We’ve had serious pandemics in the past without total shutdowns. And with some of those, the death rate has been higher. It begs the question, are we going overboard? Would it be a simple matter for the public to suffer the virus for few days and get over it, all-the-while developing antibodies? In the near future, a vaccine should prevent further spread among the masses.
In the meantime, many British Columbians are not getting the health care they have become accustomed to. No longer can they visit their doctors’ offices and get personal interaction. It’s become health care by telephone, and if more is required patients are advised to check into the emergency department at the hospital.It takes a couple of weeks to get a phone-back appointment. Many issues requiring hospital care, including surgeries, are on hold.
Mental health practitioners are concerned about the impact of regulations on people. And the forecast of even greater spread, accompanied by more restrictions, will make things worse. Seniors, especially, feel the result of the shutdowns, not being able to get visits from family and friends.

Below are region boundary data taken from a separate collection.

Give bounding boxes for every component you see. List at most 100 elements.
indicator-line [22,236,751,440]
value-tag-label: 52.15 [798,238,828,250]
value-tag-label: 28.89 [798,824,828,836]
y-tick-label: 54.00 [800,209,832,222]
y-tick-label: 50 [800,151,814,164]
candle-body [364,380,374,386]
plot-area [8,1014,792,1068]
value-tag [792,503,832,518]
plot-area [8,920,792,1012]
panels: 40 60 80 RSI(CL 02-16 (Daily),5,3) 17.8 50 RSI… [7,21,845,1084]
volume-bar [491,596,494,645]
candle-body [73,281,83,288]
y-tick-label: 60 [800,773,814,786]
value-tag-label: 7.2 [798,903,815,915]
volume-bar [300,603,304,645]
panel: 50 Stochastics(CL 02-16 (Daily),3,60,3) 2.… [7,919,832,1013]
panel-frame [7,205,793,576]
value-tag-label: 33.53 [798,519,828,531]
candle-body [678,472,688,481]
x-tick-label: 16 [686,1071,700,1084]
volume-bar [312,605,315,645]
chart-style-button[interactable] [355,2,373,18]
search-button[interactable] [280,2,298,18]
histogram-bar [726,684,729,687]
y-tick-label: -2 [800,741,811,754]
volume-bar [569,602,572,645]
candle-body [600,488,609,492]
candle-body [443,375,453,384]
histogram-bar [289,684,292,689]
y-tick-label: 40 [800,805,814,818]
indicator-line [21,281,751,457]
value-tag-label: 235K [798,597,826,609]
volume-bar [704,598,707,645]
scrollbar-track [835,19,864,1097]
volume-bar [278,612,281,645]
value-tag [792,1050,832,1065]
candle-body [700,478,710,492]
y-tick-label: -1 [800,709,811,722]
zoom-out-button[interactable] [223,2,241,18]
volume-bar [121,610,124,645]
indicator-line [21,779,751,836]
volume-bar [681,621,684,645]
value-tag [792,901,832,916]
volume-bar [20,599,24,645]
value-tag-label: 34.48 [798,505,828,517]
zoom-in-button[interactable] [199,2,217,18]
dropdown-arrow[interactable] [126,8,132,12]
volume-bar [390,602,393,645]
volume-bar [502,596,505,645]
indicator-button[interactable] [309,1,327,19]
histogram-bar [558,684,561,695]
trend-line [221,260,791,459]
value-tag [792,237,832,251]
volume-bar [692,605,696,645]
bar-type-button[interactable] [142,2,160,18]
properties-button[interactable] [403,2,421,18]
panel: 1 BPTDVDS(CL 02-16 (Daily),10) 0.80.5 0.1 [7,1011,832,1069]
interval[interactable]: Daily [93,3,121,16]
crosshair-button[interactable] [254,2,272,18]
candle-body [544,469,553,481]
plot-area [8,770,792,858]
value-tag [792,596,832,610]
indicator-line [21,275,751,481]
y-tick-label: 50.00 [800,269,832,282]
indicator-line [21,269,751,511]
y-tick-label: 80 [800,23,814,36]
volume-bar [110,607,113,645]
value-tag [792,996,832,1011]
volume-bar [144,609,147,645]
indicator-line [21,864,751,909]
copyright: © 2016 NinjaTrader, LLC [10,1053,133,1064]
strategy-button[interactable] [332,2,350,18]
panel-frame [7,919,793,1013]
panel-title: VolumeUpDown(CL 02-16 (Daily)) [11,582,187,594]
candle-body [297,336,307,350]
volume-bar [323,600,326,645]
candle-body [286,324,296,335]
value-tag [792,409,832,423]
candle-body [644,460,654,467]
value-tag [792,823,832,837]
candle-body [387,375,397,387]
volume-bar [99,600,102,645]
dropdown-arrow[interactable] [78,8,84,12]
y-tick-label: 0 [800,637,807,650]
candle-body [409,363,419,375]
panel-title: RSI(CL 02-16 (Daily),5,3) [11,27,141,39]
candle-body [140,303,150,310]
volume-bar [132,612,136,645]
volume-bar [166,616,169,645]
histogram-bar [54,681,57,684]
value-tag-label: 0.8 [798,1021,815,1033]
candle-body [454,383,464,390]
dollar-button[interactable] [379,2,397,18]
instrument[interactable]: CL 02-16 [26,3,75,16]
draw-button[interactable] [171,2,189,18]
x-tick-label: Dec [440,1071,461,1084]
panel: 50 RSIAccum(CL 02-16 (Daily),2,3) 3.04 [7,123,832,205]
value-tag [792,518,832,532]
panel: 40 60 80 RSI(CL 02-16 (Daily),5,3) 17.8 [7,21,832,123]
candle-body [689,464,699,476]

The economic shutdowns and special regulations are having a major impact on our lives. The Canadian Federation of Independent Business estimates that 160,000 to 225,000 small businesses may permanently close due to declining revenue caused by the coronavirus and the ensuing lockdowns, only adding to the personal impact.
As there is no magic cure for the virus, there is also no magic solution for business. The CFIB is calling for improved federal monetary support, but keep in mind it’s not magic money, it has to be repaid in some fashion or other.
That makes you even more grateful for the fine line that Provincial Health Officer Dr. Bonnie Henry walks.